Ни красных псов, ни гула бомбовых обвалов в неприступных кавказских горах, тысячелетнее молчание которых мы нарушили. Я потягиваюсь на балконе: прямо передо мной – темный склон Машука, оплетенный ползучими длинными клочьями туч, словно сизыми змеями; облака проплывают чуть не вровень со мной; на западе синеет господствующий над местностью Бештау – три из пяти его вершин египетскими пирамидами рисуются сквозь дымку; на востоке – подножные россыпи крыш Пятигорска, а за всей муравьиною, спичечной скукотою не тронутых ни бомбежками, ни артобстрелом жилищ громоздятся, вздымаются, борются дымно-синие волны Кавказского шторма, а на самом краю еле-еле виднеется цепь чистых белых вершин, начинаясь громадой Казбека и кончаясь громадой Эльбруса.

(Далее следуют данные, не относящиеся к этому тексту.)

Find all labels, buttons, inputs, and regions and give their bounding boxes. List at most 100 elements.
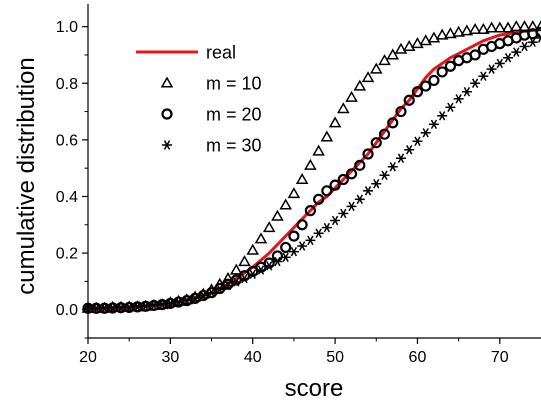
- series-m-20-point: [247, 265, 259, 278]
- series-m-20-point: [296, 219, 308, 231]
- series-m-10-point: [509, 20, 523, 32]
- x-tick-label: 50: [326, 349, 344, 366]
- series-m-30-point: [198, 290, 209, 301]
- series-m-30-point: [371, 179, 382, 189]
- legend-item-m-10: m = 10: [160, 74, 262, 94]
- series-m-30-point-stroke: [191, 293, 199, 304]
- series-m-10-point: [262, 221, 276, 233]
- legend-swatch-m-30: [162, 140, 172, 150]
- series-m-30-point-stroke: [200, 290, 207, 301]
- series-m-30-point: [280, 252, 291, 263]
- series-m-30-point: [428, 119, 439, 130]
- series-m-10-point: [526, 20, 540, 32]
- series-m-10-point: [279, 198, 292, 210]
- series-m-10-point: [106, 300, 120, 312]
- series-m-20-point: [469, 49, 481, 61]
- series-m-10-point: [180, 293, 194, 305]
- legend-swatch-m-20: [161, 108, 173, 120]
- legend: real m = 10 m = 20 m = 30: [136, 43, 262, 156]
- series-m-10-point: [534, 20, 541, 32]
- x-tick-label: 40: [244, 349, 262, 366]
- axes-layer: 20 30 40 50 60 70 0.0 0.2 0.4 0.6 0.8 1.0: [56, 4, 541, 366]
- series-m-30-point-stroke: [224, 280, 232, 291]
- series-m-30-point-stroke: [315, 228, 322, 238]
- series-m-10-point: [501, 21, 515, 33]
- series-m-30-point-stroke: [348, 201, 355, 212]
- series-m-30-point-stroke: [373, 179, 380, 189]
- series-m-30-point: [404, 145, 415, 155]
- series-m-30-point: [354, 194, 365, 205]
- series-m-30-point: [272, 256, 283, 267]
- series-m-20-point: [304, 205, 316, 217]
- series-m-30-point-stroke: [430, 119, 438, 130]
- series-m-10-point: [353, 79, 367, 91]
- legend-label-m-20: m = 20: [206, 105, 262, 125]
- series-m-30-point-stroke: [126, 302, 133, 313]
- series-m-10-point: [254, 232, 268, 244]
- series-m-30-point-stroke: [513, 47, 520, 57]
- series-m-30-point: [297, 241, 308, 251]
- series-m-20-point: [222, 278, 234, 290]
- series-m-30-point: [264, 261, 275, 271]
- series-m-30-point-stroke: [150, 300, 158, 311]
- series-m-30-point-stroke: [480, 71, 487, 81]
- x-tick-label: 30: [161, 349, 179, 366]
- series-m-30-point: [305, 235, 316, 246]
- series-m-10-point: [411, 37, 424, 49]
- series-m-30-point: [519, 41, 530, 52]
- series-m-30-point-stroke: [406, 145, 413, 155]
- series-m-20-point: [354, 159, 366, 171]
- series-m-10-markers: [81, 20, 541, 313]
- series-m-30-point-stroke: [167, 298, 174, 309]
- series-m-30-point-stroke: [471, 78, 479, 88]
- series-m-30-point-stroke: [447, 102, 454, 113]
- series-m-20-point: [535, 26, 541, 38]
- series-m-30-point-stroke: [389, 162, 396, 172]
- series-m-30-point-stroke: [274, 256, 281, 267]
- series-m-10-point: [386, 48, 400, 60]
- series-m-30-point-stroke: [109, 303, 116, 313]
- series-m-10-point: [485, 21, 498, 33]
- series-m-30-point: [503, 53, 514, 63]
- series-m-20-point: [428, 74, 440, 87]
- series-m-30-point-stroke: [282, 252, 289, 263]
- series-m-10-point: [287, 187, 301, 199]
- series-m-30-point-stroke: [521, 41, 528, 52]
- series-m-10-point: [435, 28, 449, 40]
- series-m-30-point-stroke: [331, 215, 339, 226]
- series-m-20-point: [337, 173, 349, 186]
- series-m-30-point-stroke: [323, 222, 331, 233]
- series-m-30-point: [181, 295, 192, 306]
- series-m-30-point-stroke: [504, 53, 512, 63]
- data-layer: [81, 20, 541, 314]
- series-m-30-point: [330, 215, 341, 226]
- series-m-30-point-stroke: [208, 287, 215, 298]
- series-m-20-point: [378, 128, 391, 140]
- y-tick-label: 0.6: [56, 132, 78, 149]
- series-m-10-point: [172, 294, 185, 306]
- legend-label-m-10: m = 10: [206, 74, 262, 94]
- series-m-30-point: [412, 136, 423, 147]
- series-m-30-point-stroke: [422, 128, 429, 138]
- series-m-10-point: [460, 24, 474, 36]
- series-m-30-point: [420, 128, 431, 138]
- series-m-30-point-stroke: [537, 33, 541, 40]
- y-tick-label: 0.2: [56, 246, 78, 263]
- series-m-30-point: [148, 300, 159, 311]
- series-m-30-point-stroke: [364, 186, 372, 196]
- x-tick-label: 60: [409, 349, 427, 366]
- y-axis-title: cumulative distribution: [13, 57, 40, 294]
- series-m-10-point: [229, 263, 243, 275]
- series-m-30-point-stroke: [175, 297, 182, 307]
- series-m-10-point: [477, 22, 490, 34]
- series-m-30-point-stroke: [463, 87, 471, 97]
- series-m-10-point: [419, 34, 432, 46]
- series-m-30-point: [255, 265, 266, 275]
- series-m-30-point: [363, 186, 374, 196]
- series-m-20-point: [263, 257, 275, 269]
- series-m-30-point-stroke: [298, 241, 306, 251]
- series-m-10-point: [221, 272, 235, 284]
- series-m-10-point: [493, 21, 507, 33]
- series-m-20-point: [370, 137, 382, 149]
- series-m-10-point: [468, 22, 482, 34]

– …Карайя, Карайя… – напевает дурацкую песенку Буби, начищая поставленный на табуретку сапог. – Герман, черт, сколько можно лупиться на эти вулканы? Надевайте штаны, командир, и пикируйте следом за мной: город – наш. Или ты вознамерился провести в медитациях все эти дни? Проваляться в постели, рисуя в блокноте свои схемы атак и защит, как какой-то помешанный физик или там шахматист с паутиной на скукоженном члене? Ну когда нам еще предоставится столько свободы да еще и в таком цветнике?

Мы поселились здесь вчера – наш добрый Реш добился в штабе флота предоставления отпуска нам с Кенигом и пятерым особо отличившимся щенкам.

Лилово-серая тулья фуражки Малыша, разумеется, сплющена и бескостно свисает с околыша: по последнему крику фронтовой истребительной моды из нее вынут гнутый каркас; его куртка, конечно, распахнута, чтобы все могли видеть Железный крест 1-го класса у него на груди. У меня же «немецкого серебра» – и не спрячешь: шейный Рыцарский крест украшают Дубовые листья. Наш отец нами горд – наш несчастный, презренный, хромой, проигравший свою Мировую войну честолюбец, хотя я предпочел бы всем этим суповым олимпийским венкам годовой запас белого мозельского.

Мы спускаемся вниз, огибаем Машук по обсаженной молодыми дубками дорожке, подымаемся в гору, выходим к павильону «Эолова арфа». По кремнистой тропинке спускаемся к длинному розоватому зданию прошлого века – галерее с бюветами минеральных источников.

– Это бывшая Елизаветинская галерея, – просвещаю я Эриха. – Здесь Печорин впервые увидел свою княжну Мери.

– А присунул он ей в тот же день? Герман, все они – мертвые. Подавайте мне новую эту… как бишь ее?.. Мери. Мери, Лотту, Урсулу, Наташу, Татьяну. Где девки?